No need to draw the picture: nothing of war or its sad consequences remains a mystery in this age and to this people. Too many eyes have looked upon the wards of our hospitals, the forms stretched there in waiting for death or recovery, the figures moving around and among them in such ministration as the Good Samaritan may have bestowed upon the bruised and beaten Jew of the parable;—too many ears have listened to the moans of suffering rising up continually like a long complaint to heaven, the sharp screams of agony under temporary pang or fearful operation, the words of content under any lot, blending like an undertone with all, and the words of prayer and Christian dependence crowning and hallowing all;—too many of the men of this time have seen and heard these things, and too many more may yet have the duty of looking upon them and listening to them, to make either wise or necessary the closer limning of the picture that might otherwise be presented. We have to do with but a little corner of the great building that had been made so useful in the care of the sick and wounded, just as this narration holds involved the interests of a poor half-dozen among the many millions affected by the colossal struggle.
A small room, on the second floor of the building, the walls once white and even now scrupulously clean but dingy from smoke and use.
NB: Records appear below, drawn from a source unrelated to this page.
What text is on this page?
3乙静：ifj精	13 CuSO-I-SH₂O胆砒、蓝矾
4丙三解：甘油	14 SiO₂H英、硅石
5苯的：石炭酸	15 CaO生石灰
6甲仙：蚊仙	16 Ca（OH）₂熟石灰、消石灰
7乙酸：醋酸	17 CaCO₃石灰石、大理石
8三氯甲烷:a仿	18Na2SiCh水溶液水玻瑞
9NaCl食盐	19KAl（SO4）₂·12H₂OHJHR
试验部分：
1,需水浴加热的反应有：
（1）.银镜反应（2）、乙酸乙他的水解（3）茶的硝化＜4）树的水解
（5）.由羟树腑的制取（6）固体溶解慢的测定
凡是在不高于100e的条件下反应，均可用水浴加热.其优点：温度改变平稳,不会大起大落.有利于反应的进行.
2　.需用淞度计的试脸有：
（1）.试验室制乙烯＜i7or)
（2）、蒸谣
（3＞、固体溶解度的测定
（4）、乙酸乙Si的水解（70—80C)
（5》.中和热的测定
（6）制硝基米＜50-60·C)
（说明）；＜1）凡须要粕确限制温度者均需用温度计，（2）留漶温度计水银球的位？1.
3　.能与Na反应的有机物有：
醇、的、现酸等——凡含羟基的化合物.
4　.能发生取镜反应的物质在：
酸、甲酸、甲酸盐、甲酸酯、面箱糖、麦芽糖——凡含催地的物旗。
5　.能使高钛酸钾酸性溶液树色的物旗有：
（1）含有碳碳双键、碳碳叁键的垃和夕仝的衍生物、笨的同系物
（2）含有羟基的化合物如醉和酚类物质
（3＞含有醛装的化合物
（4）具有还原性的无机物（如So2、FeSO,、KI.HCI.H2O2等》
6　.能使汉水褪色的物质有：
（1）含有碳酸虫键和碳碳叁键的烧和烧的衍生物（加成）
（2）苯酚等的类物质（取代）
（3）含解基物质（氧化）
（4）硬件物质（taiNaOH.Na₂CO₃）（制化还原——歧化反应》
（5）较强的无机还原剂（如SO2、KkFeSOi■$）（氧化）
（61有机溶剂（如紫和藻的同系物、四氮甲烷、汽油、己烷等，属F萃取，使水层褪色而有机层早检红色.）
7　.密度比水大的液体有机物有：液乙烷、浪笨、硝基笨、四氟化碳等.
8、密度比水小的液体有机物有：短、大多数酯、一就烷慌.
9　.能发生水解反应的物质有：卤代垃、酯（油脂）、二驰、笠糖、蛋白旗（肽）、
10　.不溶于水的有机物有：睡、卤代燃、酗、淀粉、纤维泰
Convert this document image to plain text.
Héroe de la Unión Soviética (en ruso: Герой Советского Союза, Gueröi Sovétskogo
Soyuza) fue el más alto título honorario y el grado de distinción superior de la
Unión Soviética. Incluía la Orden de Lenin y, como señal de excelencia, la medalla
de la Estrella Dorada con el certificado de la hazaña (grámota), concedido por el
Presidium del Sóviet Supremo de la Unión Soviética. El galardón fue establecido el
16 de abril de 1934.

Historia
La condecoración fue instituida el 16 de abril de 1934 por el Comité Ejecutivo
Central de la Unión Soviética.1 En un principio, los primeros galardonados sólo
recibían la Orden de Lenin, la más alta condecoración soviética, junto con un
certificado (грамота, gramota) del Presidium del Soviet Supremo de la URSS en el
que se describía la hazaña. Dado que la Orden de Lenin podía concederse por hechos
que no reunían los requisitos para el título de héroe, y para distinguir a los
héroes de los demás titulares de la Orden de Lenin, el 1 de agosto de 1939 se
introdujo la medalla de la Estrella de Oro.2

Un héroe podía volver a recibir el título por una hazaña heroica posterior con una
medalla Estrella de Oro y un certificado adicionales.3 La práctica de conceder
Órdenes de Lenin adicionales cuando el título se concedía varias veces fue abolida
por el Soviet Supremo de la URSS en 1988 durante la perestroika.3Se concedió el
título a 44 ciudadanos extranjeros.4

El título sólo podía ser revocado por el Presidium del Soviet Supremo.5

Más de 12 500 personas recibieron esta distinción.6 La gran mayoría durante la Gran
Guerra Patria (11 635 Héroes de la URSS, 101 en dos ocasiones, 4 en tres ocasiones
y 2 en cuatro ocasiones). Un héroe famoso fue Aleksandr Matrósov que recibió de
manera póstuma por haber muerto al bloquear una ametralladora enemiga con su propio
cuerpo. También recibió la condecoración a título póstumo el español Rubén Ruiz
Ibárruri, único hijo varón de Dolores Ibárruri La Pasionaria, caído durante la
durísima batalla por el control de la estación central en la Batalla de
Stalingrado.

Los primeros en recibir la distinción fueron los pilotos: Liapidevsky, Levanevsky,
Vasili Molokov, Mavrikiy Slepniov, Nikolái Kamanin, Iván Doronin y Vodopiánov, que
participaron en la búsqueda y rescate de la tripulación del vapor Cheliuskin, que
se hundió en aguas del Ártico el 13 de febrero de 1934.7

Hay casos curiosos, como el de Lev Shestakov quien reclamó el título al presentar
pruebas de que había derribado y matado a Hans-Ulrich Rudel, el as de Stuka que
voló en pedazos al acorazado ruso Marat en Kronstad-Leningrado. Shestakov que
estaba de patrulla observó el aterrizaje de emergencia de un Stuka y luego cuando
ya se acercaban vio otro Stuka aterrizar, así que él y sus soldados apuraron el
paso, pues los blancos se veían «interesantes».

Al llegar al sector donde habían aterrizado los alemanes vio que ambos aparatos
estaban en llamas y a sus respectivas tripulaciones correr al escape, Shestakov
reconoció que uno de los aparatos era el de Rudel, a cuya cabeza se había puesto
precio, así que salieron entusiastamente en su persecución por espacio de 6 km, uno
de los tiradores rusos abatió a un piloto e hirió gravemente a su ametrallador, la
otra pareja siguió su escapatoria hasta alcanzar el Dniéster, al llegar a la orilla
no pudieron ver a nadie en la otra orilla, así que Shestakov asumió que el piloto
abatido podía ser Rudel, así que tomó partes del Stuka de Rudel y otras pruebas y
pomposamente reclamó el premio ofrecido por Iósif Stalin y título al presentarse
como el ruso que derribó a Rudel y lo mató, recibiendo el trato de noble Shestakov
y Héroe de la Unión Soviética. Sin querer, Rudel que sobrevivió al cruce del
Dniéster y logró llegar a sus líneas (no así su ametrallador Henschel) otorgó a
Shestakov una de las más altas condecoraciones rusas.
Two windows in it, opening to the west, the tops shaded by paper curtains with muslin inside, while at the bottoms streamed in the soft September afternoon sunlight that lay like a glory over the Virginian woods, so fair to the eye but so foul and treacherous within, stretching away towards the bannered clouds before many hours to shroud the setting of the great luminary. Not one of the common rooms in which, perforce from their number, sick and wounded soldiers must be more or less closely huddled together,—but one devoted to the care of wounded officers, with four beds of iron, neatly made and draped, and at this time only one of them occupied.